Securities Enforcement and Corporate Governance Litigation
With experienced and highly regarded litigators well versed in the nuances of securities and corporate governance litigation, an established Chancery Court practice, and a keen understanding of the high stakes at play, Ballard Spahr is equipped to lead complex securities and corporate governance litigation of any size.
We advise companies and their officers and directors on every type of securities and corporate governance claim – from derivative actions and regulatory or internal investigations to special committee representations and significant shareholder class actions. We have the experience to identify and avoid potential obstacles in a case, a demonstrated ability to innovate, and a track record of success in the courtroom and through alternative dispute resolution.
- We represented an exchange and its board of governors in a lawsuit that arose from a series of transactions in which six major financial institutions acquired ownership interests totaling 89 percent of the exchange. The federal court suit was brought as Rule 10b-5 and Section 29 securities claims on behalf of a purported class of shareholders. We obtained dismissal of the complaint in the federal action, and an appeal is pending. The Delaware Chancery breach of fiduciary duty litigation was settled on the eve of trial.
- We defended a national drugstore chain against civil securities multidistrict litigation, SEC and Department of Justice criminal investigations, and ERISA litigation arising out of accounting irregularities that ultimately resulted in a $1.6 billion restatement of the company's financial results. Ballard Spahr persuaded the government to decline any criminal prosecution of the company itself and was able to negotiate settlements of the securities and ERISA class actions and the SEC investigation that were funded in significant part by insurance.
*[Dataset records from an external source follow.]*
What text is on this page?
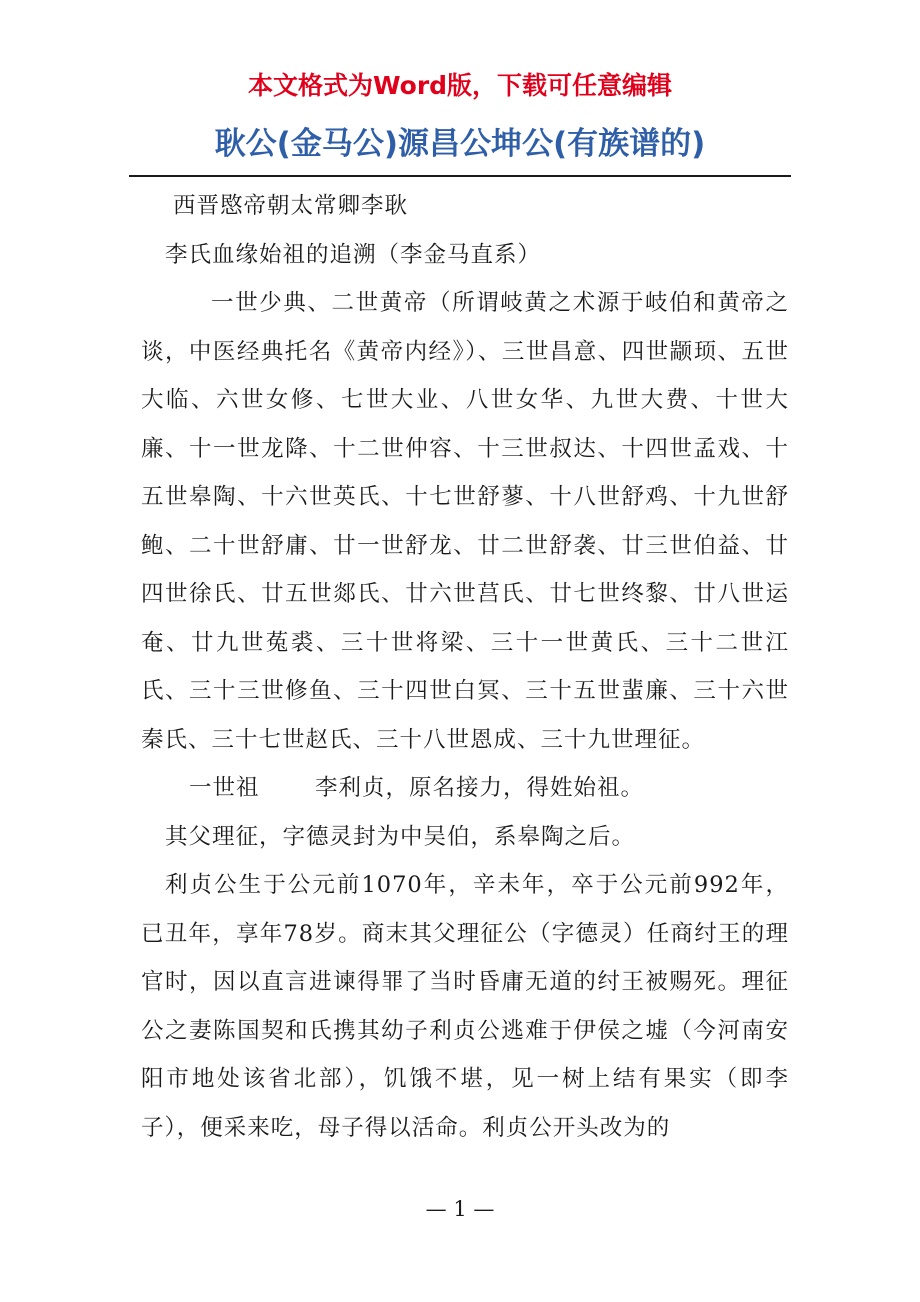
本文格式为Word版，下载可任意编辑
耿公(金马公)源昌公坤公(有族谱的)

西晋愍帝朝太常卿李耿

李氏血缘始祖的追溯（李金马直系）

一世少典、二世黄帝（所谓岐黄之术源于岐伯和黄帝之谈，中医经典托名《黄帝内经》）、三世昌意、四世颛顼、五世大临、六世女修、七世大业、八世女华、九世大费、十世大廉、十一世龙降、十二世仲容、十三世叔达、十四世孟戏、十五世皋陶、十六世英氏、十七世舒蓼、十八世舒鸡、十九世舒鲍、二十世舒庸、廿一世舒龙、廿二世舒袭、廿三世伯益、廿四世徐氏、廿五世郯氏、廿六世莒氏、廿七世终黎、廿八世运奄、廿九世菟裘、三十世将梁、三十一世黄氏、三十二世江氏、三十三世修鱼、三十四世白冥、三十五世蜚廉、三十六世秦氏、三十七世赵氏、三十八世恩成、三十九世理征。

一世祖 李利贞，原名接力，得姓始祖。

其父理征，字德灵封为中吴伯，系皋陶之后。

利贞公生于公元前1070年，辛未年，卒于公元前992年，已丑年，享年78岁。商末其父理征公（字德灵）任商纣王的理官时，因以直言进谏得罪了当时昏庸无道的纣王被赐死。理征公之妻陈国契和氏携其幼子利贞公逃难于伊侯之墟（今河南安阳市地处该省北部），饥饿不堪，见一树上结有果实（即李子），便采来吃，母子得以活命。利贞公开头改为的

— 1 —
- We defended a national financial services company and certain of its officers against a securities fraud class action arising from its off-balance-sheet accounting treatment of volatile and non-performing loans and venture capital assets it had sold to special purpose entities. The plaintiffs expert estimated that the class suffered more than one billion dollars in damages. Ballard Spahr negotiated a settlement pursuant to which our client contributed a fraction of the cost, all of which was covered by its directors' and officers' liability insurance.